Pretty good, according to the literary world.

Part coming-of-age story, part memoir, and part tragedy, The Virgin Suicides shows us how a community watches while a troubled family self-destructs. Eugenides draws on his experience growing up in suburban Detroit to locate the tragic events in the novel in the larger story of the decline and fall of the American dream of happy families, comfortable and prosperous middle-class communities, and children who are safe and cared for. It found enthusiastic fans in both young adults and old. There are a zillion YouTube video reviews of the book by teen girls; evidently, they can relate.

Eugenides is a major award-winning writer now, and he came out swinging with this first novel. He got fired for writing it on the job, but the novel's first chapter, published on its own in the Paris Review, received the 1991 Aga Khan Prize for Fiction. He won the Pulitzer Prize in 1993 for his novel Middlesex, about an intersex man exploring his gender identity. Guy doesn't shy away from writing about the challenging topics.

Sofia Coppola loved the novel so much she wrote a screenplay for a 1999 movie version without even having the rights from the author. The book's popularity has endured, and it's such a favorite of high school lit teachers that Shmoop just had to have a look.

 

What is Virgin Suicides About and Why Should I Care?

So the narrator is a mysterious "We" and keeps referring to "Exhibits" as though we were the judge or jury in a trial, which is all a little confusing. But what isn't confusing is that adolescence is a mysterious and painful time. The Lisbon girls, the protagonists of The Virgin Suicides, take the struggle to its ultimate consequence and kill themselves. The whole point of the novel seems to be to try to uncover why the girls try so desperately, some of them multiple times, to rip themselves off of the face of the earth.

But really, the novel's not only about suicide at all.

Sure, suicide is in the title and yeah, the plot involves five suicides. And yeah, it's about how we can never really know why someone kills herself. But suicide is just one solution to what this story's really about: the struggles of adolescence and emerging adulthood; the mystery of families and how they help (or don't help) kids navigate this time of sexual discovery and figuring out who they are. It's about what isolation and indifference does to kids who are "different," and who are having a hard time seeing what it takes to get through the crazy teenage years. It's about siblings who turn to each other when there's no one else to turn to.

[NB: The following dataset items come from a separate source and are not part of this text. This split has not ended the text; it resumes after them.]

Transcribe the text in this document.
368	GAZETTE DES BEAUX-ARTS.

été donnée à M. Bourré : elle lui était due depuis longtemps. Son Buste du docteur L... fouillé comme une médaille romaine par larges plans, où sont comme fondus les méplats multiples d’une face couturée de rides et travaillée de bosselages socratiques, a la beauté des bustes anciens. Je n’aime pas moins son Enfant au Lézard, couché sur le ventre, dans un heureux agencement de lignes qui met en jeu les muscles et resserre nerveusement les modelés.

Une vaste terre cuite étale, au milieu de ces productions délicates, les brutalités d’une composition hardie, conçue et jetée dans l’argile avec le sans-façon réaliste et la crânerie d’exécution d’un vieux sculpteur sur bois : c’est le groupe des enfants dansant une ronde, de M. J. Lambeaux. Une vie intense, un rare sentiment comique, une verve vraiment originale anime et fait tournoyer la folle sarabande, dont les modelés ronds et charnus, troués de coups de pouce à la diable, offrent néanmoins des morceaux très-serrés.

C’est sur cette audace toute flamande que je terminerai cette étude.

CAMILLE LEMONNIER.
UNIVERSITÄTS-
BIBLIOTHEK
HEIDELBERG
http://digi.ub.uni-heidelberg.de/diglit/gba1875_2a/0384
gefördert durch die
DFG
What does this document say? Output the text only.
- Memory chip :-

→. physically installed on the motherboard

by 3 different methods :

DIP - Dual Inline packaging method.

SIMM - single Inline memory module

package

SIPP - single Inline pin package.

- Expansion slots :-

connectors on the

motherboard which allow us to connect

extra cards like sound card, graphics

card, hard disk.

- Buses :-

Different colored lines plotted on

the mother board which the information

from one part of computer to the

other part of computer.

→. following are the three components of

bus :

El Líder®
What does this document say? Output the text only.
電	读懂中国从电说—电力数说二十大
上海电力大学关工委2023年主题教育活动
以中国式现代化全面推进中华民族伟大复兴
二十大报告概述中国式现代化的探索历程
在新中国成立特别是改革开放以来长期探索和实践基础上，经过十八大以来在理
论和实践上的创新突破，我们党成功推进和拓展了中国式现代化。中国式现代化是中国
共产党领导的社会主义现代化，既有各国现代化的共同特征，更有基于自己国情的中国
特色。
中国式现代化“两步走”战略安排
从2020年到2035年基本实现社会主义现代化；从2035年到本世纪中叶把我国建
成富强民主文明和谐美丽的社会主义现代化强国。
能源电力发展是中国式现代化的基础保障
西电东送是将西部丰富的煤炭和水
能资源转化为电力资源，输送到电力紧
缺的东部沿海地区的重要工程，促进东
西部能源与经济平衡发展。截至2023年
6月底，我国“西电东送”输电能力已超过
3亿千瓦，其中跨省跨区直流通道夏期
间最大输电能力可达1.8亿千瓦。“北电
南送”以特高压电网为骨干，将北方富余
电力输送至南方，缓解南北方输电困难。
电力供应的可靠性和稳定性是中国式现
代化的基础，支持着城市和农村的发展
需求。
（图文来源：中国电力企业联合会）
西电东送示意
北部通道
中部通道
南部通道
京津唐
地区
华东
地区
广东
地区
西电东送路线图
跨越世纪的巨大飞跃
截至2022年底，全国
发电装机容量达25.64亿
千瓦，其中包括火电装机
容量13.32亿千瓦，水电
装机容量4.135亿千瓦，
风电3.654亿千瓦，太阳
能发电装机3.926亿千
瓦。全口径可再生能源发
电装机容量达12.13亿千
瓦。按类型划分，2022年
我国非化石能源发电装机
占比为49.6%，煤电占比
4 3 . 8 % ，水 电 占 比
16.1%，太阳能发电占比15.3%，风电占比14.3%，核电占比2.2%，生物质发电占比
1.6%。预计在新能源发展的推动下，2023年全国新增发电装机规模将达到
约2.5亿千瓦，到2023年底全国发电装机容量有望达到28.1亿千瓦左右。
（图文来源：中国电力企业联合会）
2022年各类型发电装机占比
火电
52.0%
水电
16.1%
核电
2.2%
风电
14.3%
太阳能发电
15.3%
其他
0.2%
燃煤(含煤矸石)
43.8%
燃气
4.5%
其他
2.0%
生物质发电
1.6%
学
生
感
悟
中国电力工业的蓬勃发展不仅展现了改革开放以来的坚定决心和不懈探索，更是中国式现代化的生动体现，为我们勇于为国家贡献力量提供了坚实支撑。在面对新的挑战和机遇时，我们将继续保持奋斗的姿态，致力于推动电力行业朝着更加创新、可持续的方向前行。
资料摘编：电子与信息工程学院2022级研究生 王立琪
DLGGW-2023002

Despite all the horribly depressing stuff, there's a lot of humor in the novel, mostly in the author's descriptions of the imaginations of teenage boys who wonder about the mysteries of teenage girls. What really goes on in those bedrooms? Tampons! Bras! Crucifixes! Wait…crucifixes? Anyway, the boys seem to need the Lisbon sisters as a way of understanding their own journey through adolescence, their own questions about sex and grief and change.

It's a journey we've all taken. And when you, like the narrators, are middle-aged, we guarantee you'll still be trying to figure it out.